Uma reunião do senador Carlos Fávaro (PSD-MT), cotado para ser ministro da Agricultura no futuro governo, com o presidente da Fundação Nacional do Índio (Funai), Marcelo Xavier, e indígenas simpatizantes do presidente Jair Bolsonaro irritou integrantes da equipe de transição do presidente eleito, Luiz Inácio Lula da Silva (PT). Três membros do grupo que discute temas relacionados a povos originários admitiram ao GLOBO, reservadamente, o incômodo com o encontro, ocorrido na última quarta-feira no gabinete do parlamentar.

Fávaro coordena o núcleo da agricultura na transição. Além do presidente da Funai, ele recebeu indígenas parecis, uma das poucas etnias cujos representantes se declaram apoiadores do atual chefe do Executivo. Na ocasião, eles discutiram a produção agrícola em áreas indígenas, pauta identificada com o bolsonarismo, entre outras questões.

Há duas semanas, alguns dos indígenas presentes à reunião participaram de um ato antidemocrático em frente ao quartel-general do Exército, em Brasília. Um deles chegou a discursar sobre um caminhão de som. O encontro da semana passada não foi divulgado nas redes sociais do senador tampouco na agenda oficial de Xavier. A Funai não respondeu aos questionamentos enviados pelo GLOBO.

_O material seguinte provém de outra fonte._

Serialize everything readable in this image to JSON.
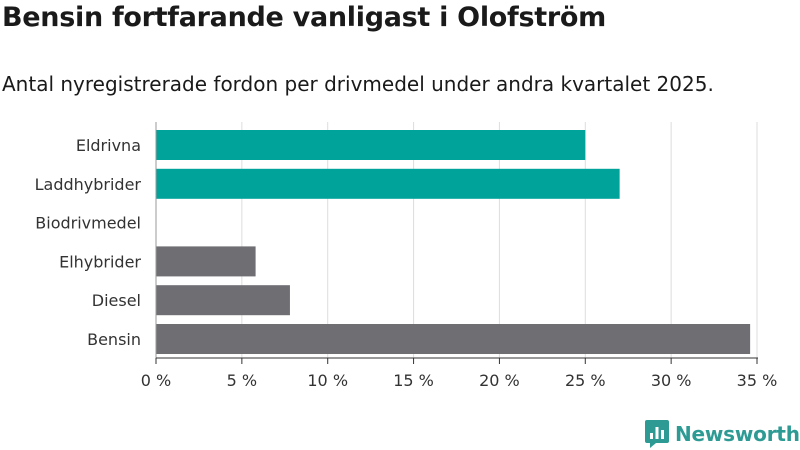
{
  "chart_data": {
    "type": "bar",
    "orientation": "horizontal",
    "title": "Bensin fortfarande vanligast i Olofström",
    "subtitle": "Antal nyregistrerade fordon per drivmedel under andra kvartalet 2025.",
    "categories": [
      "Eldrivna",
      "Laddhybrider",
      "Biodrivmedel",
      "Elhybrider",
      "Diesel",
      "Bensin"
    ],
    "values": [
      25.0,
      27.0,
      0,
      5.8,
      7.8,
      34.6
    ],
    "bar_colors": [
      "#00a39a",
      "#00a39a",
      "#6e6e73",
      "#6e6e73",
      "#6e6e73",
      "#6e6e73"
    ],
    "x_ticks": [
      0,
      5,
      10,
      15,
      20,
      25,
      30,
      35
    ],
    "x_tick_labels": [
      "0 %",
      "5 %",
      "10 %",
      "15 %",
      "20 %",
      "25 %",
      "30 %",
      "35 %"
    ],
    "xlim": [
      0,
      35
    ],
    "grid": true
  },
  "brand": {
    "name": "Newsworthy",
    "color": "#2e9a94"
  }
}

Procurado, Fávaro disse que tratou sobre o plantio de soja no território dos parecis, que soma 1,3 milhão de hectares, quase dez vezes o tamanho da cidade de São Paulo.

— Nada demais. Como estou coordenando a transição do Ministério da Agricultura, eles vieram trazer a preocupação de que isso (plantações de soja em terras indígenas) possa vir a ser inviabilizado com novas políticas públicas (do futuro governo) — disse Fávaro.

Outros membros do governo de transição deixaram claro o incômodo com a agenda de Fávaro, como Kleber Karipuna, coordenador do núcleo de povos originários e integrante da Articulação dos Povos Indígenas do Brasil (Apib).

— Fávaro, infelizmente, está trazendo pautas polêmicas. É algo que vamos ter de enfrentar internamente, seja agora no projeto da transição, seja no próprio governo, a partir do ano que vem — queixou-se Karipuna.

Diferentemente do colega de transição, Karipuna rechaça qualquer possibilidade de abrir diálogo com o presidente da Funai, embora Marcelo Xavier comande o órgão do governo responsável por políticas públicas voltadas aos indígenas.

— Não queremos nem conversa com esse homem. A gente está num processo de reconstrução da política indigenista que Xavier ajuda diariamente a destruir — disse.

As lavouras de soja ficam em cinco terras indígenas — Paresí, Rio Formoso, Utiariti, Irantxe e Tirecatinga — que abrigam 3 mil indígenas espalhados por cerca de 60 aldeias. O cultivo da soja e outros grãos, como feijão e milho, gera um faturamento anual de cerca de R$ 120 milhões.

Essa modalidade de cultivo está permitida no Brasil. Ela é garantida por um termo de ajustamento de conduta firmado entre o Ministério Público Federal e a Funai, já que a legislação prevê limites para a exploração econômica de monoculturas em terras indígenas.

— Vamos respeitar as etnias que não querem produzir, mas a regra em vigor dá direito ao indígena discutir e tomar a iniciativa que ele achar melhor para a sua comunidade — argumenta Fávaro.

Kleber Karipuna, do núcleo de povos originários, sustenta que tal tipo de cultivo é prejudicial às aldeias:

— Essas propostas que o governo Bolsonaro trazia de abrir terras indígenas para grandes produções descaracterizam o modo tradicional de vida indígena. Somos contra.

Ex-presidente da Funai, o antropólogo Márcio Meira, que também integra o grupo técnico dos povos originários na transição, também não vê com bons olhos a discussão sobre a plantação de soja nas reservas.

— Pode configurar arrendamento da terra indígena, porque a soja colhida nas terras indígenas entra no mercado e é exportada por não-indígenas — diz Meira.

O tema da exploração econômica por indígenas dentro de territórios demarcados já suscitou conflitos entre povos da mesma etnia. Em maio, por exemplo, indígenas Kayapó detiveram e fizeram de reféns garimpeiros que exploram uma área protegida no sul do Pará, incentivados pelos próprios indígenas da etnia.

Ligados a uma cooperativa de produtores de soja, a Copihanama, que reúne membros das etnias Paresí, Manoki e Nambikwara em Mato Grosso, os parecis apoiam Bolsonaro desde 2019.